Halted-Pendulum Relaxation: Application to White Dwarf Binary Initial Data

TL;DR

This paper introduces Halted-Pendulum Relaxation (HPR), a new method to efficiently prepare initial conditions for SPH simulations of white dwarf binaries, improving accuracy and reducing oscillations.

Contribution

The paper presents HPR, a simple and effective relaxation technique for SPH particles, enhancing the accuracy of initial conditions in binary star merger simulations.

Findings

HPR effectively removes global oscillations in SPH configurations.

HPR improves the accuracy of initial conditions for white dwarf binary simulations.
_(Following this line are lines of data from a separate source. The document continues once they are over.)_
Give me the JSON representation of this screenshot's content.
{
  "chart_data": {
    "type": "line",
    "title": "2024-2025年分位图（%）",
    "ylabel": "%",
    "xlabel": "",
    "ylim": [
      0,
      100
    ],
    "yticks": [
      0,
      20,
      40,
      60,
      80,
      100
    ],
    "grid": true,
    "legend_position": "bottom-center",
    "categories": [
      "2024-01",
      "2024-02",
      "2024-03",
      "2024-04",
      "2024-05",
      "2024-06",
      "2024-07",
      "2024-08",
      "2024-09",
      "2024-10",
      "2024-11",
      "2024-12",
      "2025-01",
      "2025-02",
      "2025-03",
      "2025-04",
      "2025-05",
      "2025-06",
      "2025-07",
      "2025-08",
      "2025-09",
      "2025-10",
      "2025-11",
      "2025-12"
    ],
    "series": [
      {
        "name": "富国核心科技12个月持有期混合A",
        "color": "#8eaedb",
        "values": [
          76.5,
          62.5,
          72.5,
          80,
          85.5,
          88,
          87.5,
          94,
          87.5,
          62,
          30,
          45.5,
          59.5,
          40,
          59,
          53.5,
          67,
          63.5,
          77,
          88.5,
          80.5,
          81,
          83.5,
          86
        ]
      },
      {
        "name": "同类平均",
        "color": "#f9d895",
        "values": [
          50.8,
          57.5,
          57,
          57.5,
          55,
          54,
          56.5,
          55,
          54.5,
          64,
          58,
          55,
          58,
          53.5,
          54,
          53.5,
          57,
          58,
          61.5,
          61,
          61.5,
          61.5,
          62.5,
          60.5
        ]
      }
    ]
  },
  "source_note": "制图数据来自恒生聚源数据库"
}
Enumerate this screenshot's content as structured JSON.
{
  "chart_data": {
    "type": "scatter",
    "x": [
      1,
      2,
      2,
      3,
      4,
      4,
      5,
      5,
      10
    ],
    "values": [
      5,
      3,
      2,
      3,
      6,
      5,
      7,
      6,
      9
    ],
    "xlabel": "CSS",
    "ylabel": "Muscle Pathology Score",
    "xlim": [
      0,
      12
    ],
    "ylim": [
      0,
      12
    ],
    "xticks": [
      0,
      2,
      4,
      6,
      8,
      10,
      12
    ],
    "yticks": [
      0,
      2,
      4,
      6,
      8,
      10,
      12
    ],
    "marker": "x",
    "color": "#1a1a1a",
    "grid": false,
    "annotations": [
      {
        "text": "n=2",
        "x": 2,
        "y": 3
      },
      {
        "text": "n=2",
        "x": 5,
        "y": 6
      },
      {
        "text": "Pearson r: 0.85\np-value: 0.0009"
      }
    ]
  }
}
HPR leads to more realistic orbital and accretion dynamics.

Abstract

Studying compact star binaries and their mergers is integral to determining progenitors for observable transients. Today, compact-star mergers are typically studied via state-of-the-art computational fluid dynamics codes. One such numerical technique, Smoothed Particle Hydrodynamics (SPH), is frequently chosen for its excellent mass, energy, and momentum conservation. The natural treatment of vacuum and the ability to represent highly irregular morphologies make SPH an excellent tool for the study of compact-star binaries and mergers. For many scenarios, including binary systems, the outcome of simulations is only as accurate as the initial conditions. For SPH, it is essential to ensure that the particles are distributed regularly, representing the initial density profile but without long-range correlations. Particle noise in the form of high-frequency local motion and low-frequency global dynamics must be damped out. Damping the latter can be as computationally intensive as the actual simulation. We discuss a new and straightforward relaxation method, Halted-Pendulum Relaxation (HPR), to remove global oscillation modes of SPH particle configurations. In combination with effective external potentials representing gravitational and orbital forces, we show that HPR has an excellent performance in efficiently relaxing SPH particles to the desired density distribution and removing global oscillation modes. We compare the method to frequently used relaxation approaches and test it on a white dwarf binary model at its Roche lobe overflow limit. We highlight the importance of our method in achieving accurate initial conditions and its effect on achieving circular orbits and realistic accretion rates when compared with other general relaxation methods.